Minimize Your Exposure to Lead

Minimize Your Exposure to Lead

Most of the time, we don't need to think about our home's utility systems on a day-to-day basis - we switch the lights on and off, we're heated and cooled, quenched, flushed and washed.

We want you to think about your home's plumbing system, for depending on the age of your home, it may have lead lines, fittings and/or fixtures:

  • homes built in the mid-1950's may have galvanized iron plumbing lines (galvanized iron pipes can corrode and trap lead particles);
  • homes built before 1986 may have lead service lines (with a few exceptions, most were installed in homes built before 1930), and those built before 1986 may have lead solder and brass fittings (which may have a lead content);
  • and water faucets installed before 2014 may contain lead.

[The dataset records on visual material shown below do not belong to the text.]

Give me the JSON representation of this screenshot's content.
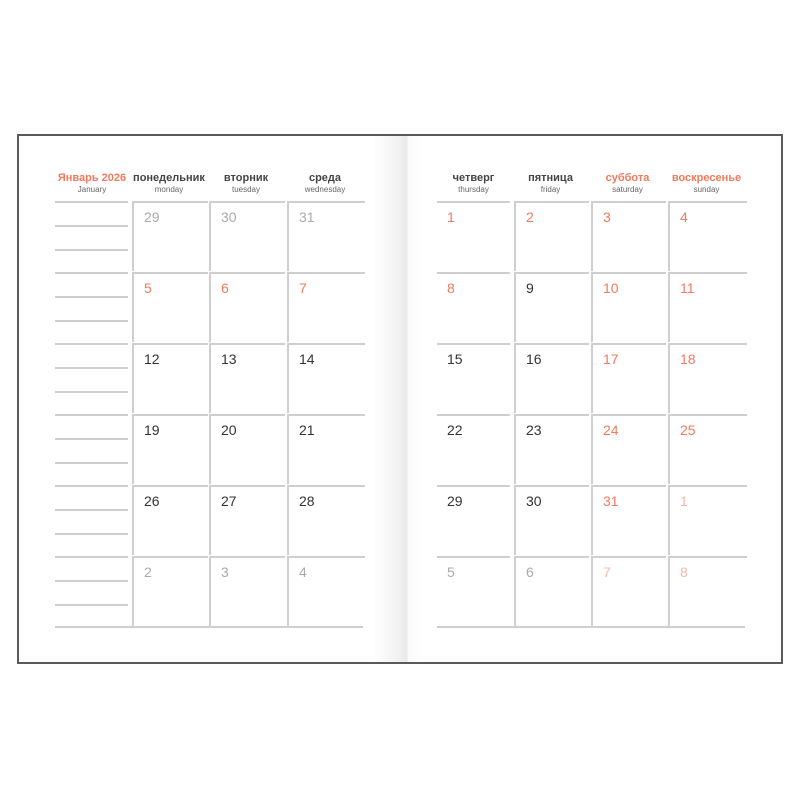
{
  "month_title": "Январь 2026",
  "month_subtitle": "January",
  "accent_color": "#f07a5e",
  "weekdays": [
    {
      "ru": "понедельник",
      "en": "monday",
      "weekend": false
    },
    {
      "ru": "вторник",
      "en": "tuesday",
      "weekend": false
    },
    {
      "ru": "среда",
      "en": "wednesday",
      "weekend": false
    },
    {
      "ru": "четверг",
      "en": "thursday",
      "weekend": false
    },
    {
      "ru": "пятница",
      "en": "friday",
      "weekend": false
    },
    {
      "ru": "суббота",
      "en": "saturday",
      "weekend": true
    },
    {
      "ru": "воскресенье",
      "en": "sunday",
      "weekend": true
    }
  ],
  "weeks": [
    [
      {
        "d": "29",
        "t": "other"
      },
      {
        "d": "30",
        "t": "other"
      },
      {
        "d": "31",
        "t": "other"
      },
      {
        "d": "1",
        "t": "holiday"
      },
      {
        "d": "2",
        "t": "holiday"
      },
      {
        "d": "3",
        "t": "holiday"
      },
      {
        "d": "4",
        "t": "holiday"
      }
    ],
    [
      {
        "d": "5",
        "t": "holiday"
      },
      {
        "d": "6",
        "t": "holiday"
      },
      {
        "d": "7",
        "t": "holiday"
      },
      {
        "d": "8",
        "t": "holiday"
      },
      {
        "d": "9",
        "t": "normal"
      },
      {
        "d": "10",
        "t": "holiday"
      },
      {
        "d": "11",
        "t": "holiday"
      }
    ],
    [
      {
        "d": "12",
        "t": "normal"
      },
      {
        "d": "13",
        "t": "normal"
      },
      {
        "d": "14",
        "t": "normal"
      },
      {
        "d": "15",
        "t": "normal"
      },
      {
        "d": "16",
        "t": "normal"
      },
      {
        "d": "17",
        "t": "holiday"
      },
      {
        "d": "18",
        "t": "holiday"
      }
    ],
    [
      {
        "d": "19",
        "t": "normal"
      },
      {
        "d": "20",
        "t": "normal"
      },
      {
        "d": "21",
        "t": "normal"
      },
      {
        "d": "22",
        "t": "normal"
      },
      {
        "d": "23",
        "t": "normal"
      },
      {
        "d": "24",
        "t": "holiday"
      },
      {
        "d": "25",
        "t": "holiday"
      }
    ],
    [
      {
        "d": "26",
        "t": "normal"
      },
      {
        "d": "27",
        "t": "normal"
      },
      {
        "d": "28",
        "t": "normal"
      },
      {
        "d": "29",
        "t": "normal"
      },
      {
        "d": "30",
        "t": "normal"
      },
      {
        "d": "31",
        "t": "holiday"
      },
      {
        "d": "1",
        "t": "otherwe"
      }
    ],
    [
      {
        "d": "2",
        "t": "other"
      },
      {
        "d": "3",
        "t": "other"
      },
      {
        "d": "4",
        "t": "other"
      },
      {
        "d": "5",
        "t": "other"
      },
      {
        "d": "6",
        "t": "other"
      },
      {
        "d": "7",
        "t": "otherwe"
      },
      {
        "d": "8",
        "t": "otherwe"
      }
    ]
  ]
}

Corrosive water can cause lead to leach from these materials, so Aquarion treats water to be non-corrosive when needed - and this treatment helps to offer protection all the way through our delivery system to your tap.

Test Your Water

Click on the link below for a list of laboratories certified to test for lead in drinking water:

Look for Sources in Your Home

While tests confirm that Aquarion's treatment is effective and our water is safe, when lead is found in water, it is usually leached from the home's internal plumbing, so we think it's a good idea to check:

  • Hire a licensed plumber to inspect your service line and home's plumbing system.
  • Kits to test for lead solder can be purchased at hardware and home supply stores.
  • Replace lead sources wherever possible.
  • Until you can replace, or if it is not practical to replace:
    • Run the water for 30 seconds to two (2) minutes to flush standing water from internal plumbing lines, and draw fresh water from the main. Conserve by catching the flushed water and using it for laundry or some other household purpose.
    • Always use cold water for drinking, cooking and preparing baby formula - never use hot water from the tap.
    • Periodically remove and clean the screens / aerators on your faucets, and run the water while removed to eliminate any debris.
  • Hire a licensed electrician to check your wiring, because your home's electrical system may be attached to your service line or elsewhere in your plumbing. If this connection is electrified, it can accelerate corrosion. DO NOT attempt to change the wiring yourself, because improper grounding can cause electrical shock and fire hazards.

This is one case where you can't rely on your senses, because lead dissolved in water cannot be tasted, seen or smelled - and boiling water does not remove lead.